You’ve got to admit it; food is much sweeter when you have the right wine as an accompaniment. Matching meals with wine is not a complicated system or rocket science. Whether you will be eating at home or your favorite restaurant, you don’t need to complicate choosing a good bottle of wine to go with your meal. What we will offer you, however, is the basics to help you select something spectacular for each dish you eat.

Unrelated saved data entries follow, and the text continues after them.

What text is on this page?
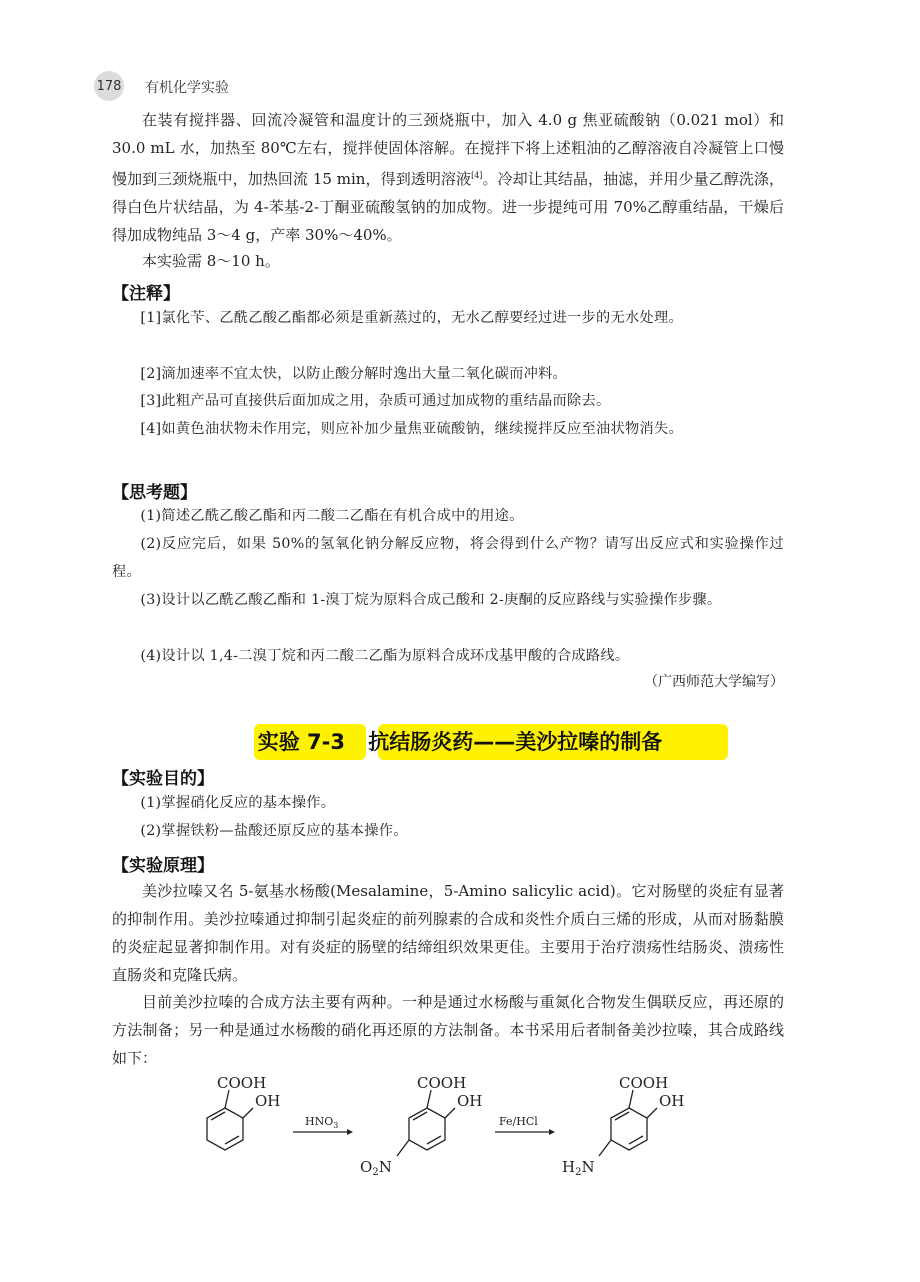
178 有机化学实验

在装有搅拌器、回流冷凝管和温度计的三颈烧瓶中，加入 4.0 g 焦亚硫酸钠（0.021 mol）和 30.0 mL 水，加热至 80℃左右，搅拌使固体溶解。在搅拌下将上述粗油的乙醇溶液自冷凝管上口慢慢加到三颈烧瓶中，加热回流 15 min，得到透明溶液[4]。冷却让其结晶，抽滤，并用少量乙醇洗涤，得白色片状结晶，为 4-苯基-2-丁酮亚硫酸氢钠的加成物。进一步提纯可用 70%乙醇重结晶，干燥后得加成物纯品 3～4 g，产率 30%～40%。

本实验需 8～10 h。

【注释】

[1]氯化苄、乙酰乙酸乙酯都必须是重新蒸过的，无水乙醇要经过进一步的无水处理。

[2]滴加速率不宜太快，以防止酸分解时逸出大量二氧化碳而冲料。

[3]此粗产品可直接供后面加成之用，杂质可通过加成物的重结晶而除去。

[4]如黄色油状物未作用完，则应补加少量焦亚硫酸钠，继续搅拌反应至油状物消失。

【思考题】

(1)简述乙酰乙酸乙酯和丙二酸二乙酯在有机合成中的用途。

(2)反应完后，如果 50%的氢氧化钠分解反应物，将会得到什么产物？请写出反应式和实验操作过程。

(3)设计以乙酰乙酸乙酯和 1-溴丁烷为原料合成己酸和 2-庚酮的反应路线与实验操作步骤。

(4)设计以 1,4-二溴丁烷和丙二酸二乙酯为原料合成环戊基甲酸的合成路线。

（广西师范大学编写）
实验 7-3 抗结肠炎药——美沙拉嗪的制备
【实验目的】

(1)掌握硝化反应的基本操作。

(2)掌握铁粉—盐酸还原反应的基本操作。

【实验原理】

美沙拉嗪又名 5-氨基水杨酸(Mesalamine，5-Amino salicylic acid)。它对肠壁的炎症有显著的抑制作用。美沙拉嗪通过抑制引起炎症的前列腺素的合成和炎性介质白三烯的形成，从而对肠黏膜的炎症起显著抑制作用。对有炎症的肠壁的结缔组织效果更佳。主要用于治疗溃疡性结肠炎、溃疡性直肠炎和克隆氏病。

目前美沙拉嗪的合成方法主要有两种。一种是通过水杨酸与重氮化合物发生偶联反应，再还原的方法制备；另一种是通过水杨酸的硝化再还原的方法制备。本书采用后者制备美沙拉嗪，其合成路线如下：

COOH
OH
$HNO_3$
COOH
OH
$O_2N$
Fe/HCl
COOH
OH
$H_2N$
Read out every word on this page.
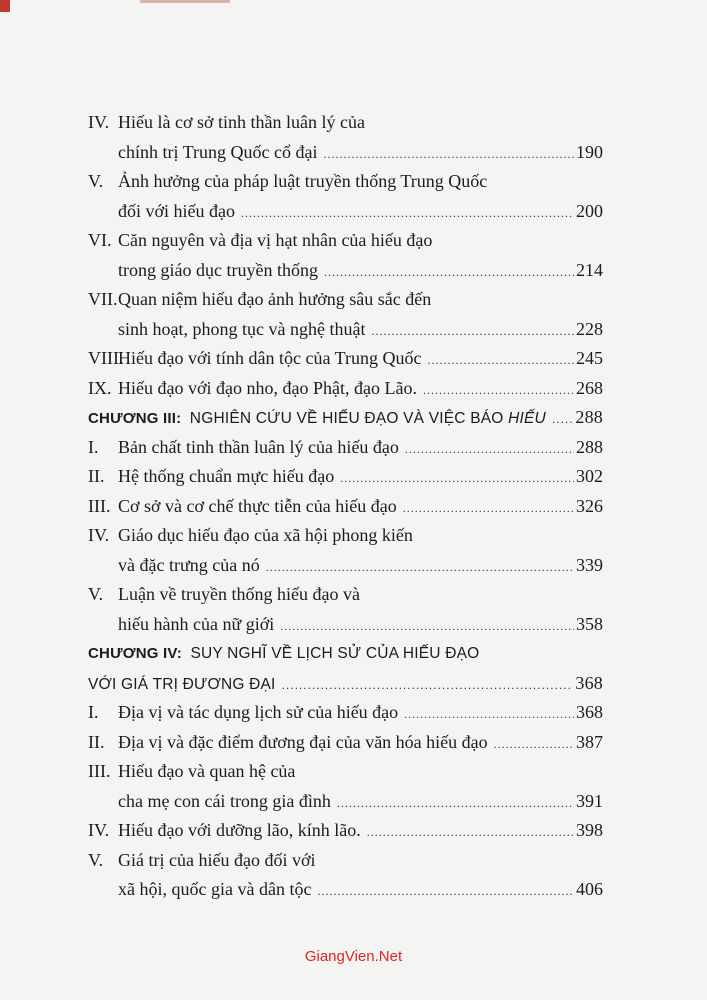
IV. Hiếu là cơ sở tinh thần luân lý của
chính trị Trung Quốc cổ đại .....	190
V. Ảnh hưởng của pháp luật truyền thống Trung Quốc
đối với hiếu đạo .....	200
VI. Căn nguyên và địa vị hạt nhân của hiếu đạo
trong giáo dục truyền thống .....	214
VII. Quan niệm hiếu đạo ảnh hưởng sâu sắc đến
sinh hoạt, phong tục và nghệ thuật .....	228
VIII.
Hiếu đạo với tính dân tộc của Trung Quốc .....	245
IX. Hiếu đạo với đạo nho, đạo Phật, đạo Lão. .....	268
CHƯƠNG III: NGHIÊN CỨU VỀ HIẾU ĐẠO VÀ VIỆC BÁO HIẾU ..... 288
I.	Bản chất tinh thần luân lý của hiếu đạo .....	288
II. Hệ thống chuẩn mực hiếu đạo .....	302
III. Cơ sở và cơ chế thực tiễn của hiếu đạo .....	326
IV. Giáo dục hiếu đạo của xã hội phong kiến
và đặc trưng của nó .....	339
V. Luận về truyền thống hiếu đạo và
hiếu hành của nữ giới .....	358
CHƯƠNG IV: SUY NGHĨ VỀ LỊCH SỬ CỦA HIẾU ĐẠO
VỚI GIÁ TRỊ ĐƯƠNG ĐẠI .....	368
I.	Địa vị và tác dụng lịch sử của hiếu đạo .....	368
II. Địa vị và đặc điểm đương đại của văn hóa hiếu đạo .....	387
III. Hiếu đạo và quan hệ của
cha mẹ con cái trong gia đình .....	391
IV. Hiếu đạo với dưỡng lão, kính lão. .....	398
V. Giá trị của hiếu đạo đối với
xã hội, quốc gia và dân tộc .....	406
GiangVien.Net
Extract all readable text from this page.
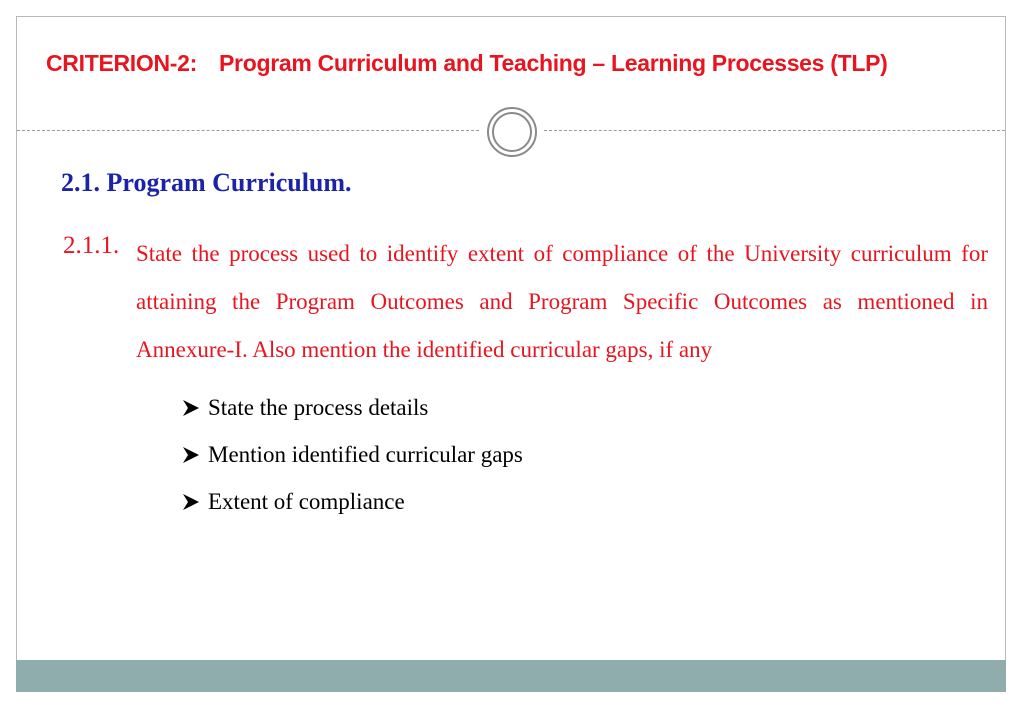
CRITERION-2: Program Curriculum and Teaching – Learning Processes (TLP)
2.1. Program Curriculum.
2.1.1. State the process used to identify extent of compliance of the University curriculum for attaining the Program Outcomes and Program Specific Outcomes as mentioned in Annexure-I. Also mention the identified curricular gaps, if any

State the process details
Mention identified curricular gaps
Extent of compliance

1.      Pair acid and salt

Salty seafoods are best friends with acidic, crisp, refreshing whites because they bring out the saline savorless in your food perfectly. This combination will keep you salivating for more, so be careful. Acidic wines are also perfect for cleansing the pallet, especially when you are eating oily foods such as Indian curry. Pair your acidic whites with other acidic foods to compliment the taste, for example, when eating a salad with vinegar.

2.      Keep it simple

Sometimes, all you want is your favorite bottle from your favorite wine store, so don’t let rules and regulations keep you from enjoying what you like. If you are craving a rare selection from boutique wineries, by all means, have that and throw the rules out the window. Choosing a wine you would enjoy is better than choosing food to improve the taste of a wine you don’t like. Another way to keep your selection simple is by selecting a wine to match the most prominent element in the dish. Earthy flavors, for instance, incline towards soft red wine.

3.      Look for balance

The weight, body, and richness of both the wine and food play a vital role in getting the perfect match. The bottom line, however, is that the wine and the food should be equal partners without overwhelming each other. Balancing the two guarantees that the pairing will succeed. Have heart wines with hearty meals, and vigorous wines like Cabernet Sauvignon with vigorous foods like lamb chops. The fat used in the food will help you determine its weight, while the color, grape variety, and alcohol level will help you know your wine’s weight.

4.      Consider the age

Aged wines naturally have a different texture and flavor, becoming more graceful and delicate as they ages. Fresh fruits, for example, will give you an earthy and savory note, taking more complex, secondary characters. To pair aged wines, always tone down the richness and big flavors in the food to allow the wine to shine. This will enable you to enjoy both the food and the wine without either overpowering the other.The idea behind pairing wine and food is enjoying both in a combination that is balanced. While the rules are not complicated, it’s always best to experiment with what you feel might work so that you can find your own perfect combinations. Make it a fun exercise by trying different flavors with different wines by following the simple rules we have outlined here.